Een enkele keer komen situaties voor waarin iemand het idee heeft dat hij voor de keuze staat tussen twee moreel kwade handelingen en noodgedwongen moet kiezen voor een van beide. Welke keuze hij ook maakt, hij verricht in zijn ogen een moreel verwerpelijke handeling. Er is dan sprake van een perplex geweten, een bijzondere vorm van het dwalend geweten [45K.H. Peschke. Christian ethics. Moral theology in the light of Vatican II (herziene uitgave). Alcester: C. Goodliffe Neale; 1997, 185-186.]. De persoon in kwestie ziet geen enkele uitweg om aan het dilemma te ontkomen. Hem ontbreken de tijd en de mogelijkheden om zich meer zekerheid te verschaffen. Zo kan een arts bij een patiënt met een acute hartstilstand zich voor een lelijk dilemma geplaatst zien: als hij niet ingrijpt, zal de patiënt naar alle waarschijnlijkheid overlijden; als hij hem probeert te reanimeren, bestaat het risico dat na het herstel van de spontane ademhaling en de hartslag de patiënt in een persisterend vegetatieve staat terechtkomt, ernstige neurologische restverschijnselen overhoudt.

Zoals boven gezegd is een objectief conflict tussen waarden en normen intrinsiek ondenkbaar. In genoemd voorbeeld van de arts die plotseling voor de beslissing staat wat te doen bij een acute hartstilstand, is een van beide keuzen, wel of niet ingrijpen, de juiste en daarmee ook ethisch te verantwoorden. Het gaat niet om een keuze tussen twee ethisch verkeerde beslissingen, waaraan niet te ontkomen valt. Op het moment dat hij moet beslissen, kan hij dat echter niet met zekerheid uitmaken. Onder de stress van dat ogenblik heeft hij een perplex geweten.

Een ander voorbeeld betreft een situatie die bij gevangenen In Duitse concentratiekampen gedurende de tweede wereldoorlog wel voorkwam: zij kregen het bevel zelf enkelen uit hun midden aan te wijzen als proefpersonen voor dodelijke medische experimenten. Weigerden zij dat, dan zouden de kampbewakers de slachtoffers aanwijzen. In het laatste geval was het aantal echter groter, dan wanneer de gevangenen zelf de keuze zouden hebben gemaakt. Men kan zich voorstellen dat uitgeputte en uitgehongerde gevangenen in zo’n stressvolle situatie, zich medeverantwoordelijk achtten voor het grotere aantal slachtoffers, als zij weigerden om die zelf aan te wijzen.
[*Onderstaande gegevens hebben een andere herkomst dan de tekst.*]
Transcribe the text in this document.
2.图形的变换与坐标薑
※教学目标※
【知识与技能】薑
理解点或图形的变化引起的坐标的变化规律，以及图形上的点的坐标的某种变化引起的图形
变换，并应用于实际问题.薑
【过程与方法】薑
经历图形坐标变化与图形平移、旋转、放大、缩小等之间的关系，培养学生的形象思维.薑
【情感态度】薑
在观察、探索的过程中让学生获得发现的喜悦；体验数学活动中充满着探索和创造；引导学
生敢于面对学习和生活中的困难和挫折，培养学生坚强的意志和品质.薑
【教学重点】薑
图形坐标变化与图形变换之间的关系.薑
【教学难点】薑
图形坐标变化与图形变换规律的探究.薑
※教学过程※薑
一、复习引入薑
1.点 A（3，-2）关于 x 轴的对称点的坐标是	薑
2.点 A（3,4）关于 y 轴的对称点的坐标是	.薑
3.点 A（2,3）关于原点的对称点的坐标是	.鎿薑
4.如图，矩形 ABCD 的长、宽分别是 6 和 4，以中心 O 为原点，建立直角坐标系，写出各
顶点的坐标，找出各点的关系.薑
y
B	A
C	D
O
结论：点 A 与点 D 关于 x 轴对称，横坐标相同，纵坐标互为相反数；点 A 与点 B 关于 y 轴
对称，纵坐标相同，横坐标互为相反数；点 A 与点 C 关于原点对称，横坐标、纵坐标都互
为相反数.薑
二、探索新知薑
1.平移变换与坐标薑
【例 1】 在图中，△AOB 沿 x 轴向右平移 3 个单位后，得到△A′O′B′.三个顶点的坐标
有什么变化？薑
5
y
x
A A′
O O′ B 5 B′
Een nuchtere analyse van de geschetste casus leert dat de gevangenen door zelf de slachtoffers aan te wijzen zichzelf medeplichtig maakten aan de selectie van proefpersonen voor laakbare medische experimenten. Zij hadden zich van een keuze moeten onthouden. Omdat ze in hun conditie en in de gegeven omstandigheden niet tot deze analyse in staat waren, zou het tot op zekere hoogte zijn te begrijpen, als ze besloten hadden zelf de proefpersonen te selecteren met als doel hun aantal te beperken. Zij zouden dan hebben gekozen voor wat in hun ogen het mindere morele kwaad was. De klassieke katholieke moraaltheologie gaat er vanuit dat mensen met een perplex geweten, die de naar hun overtuiging minder kwade handeling verrichten, formeel geen kwaad begaan en hen daarom subjectief geen schuld kan worden verweten. Die keuze voor het mindere kwaad wordt dan gezien als een uiting van hun goede wil. Materieel is echter wel degelijk sprake van een moreel verkeerde handeling.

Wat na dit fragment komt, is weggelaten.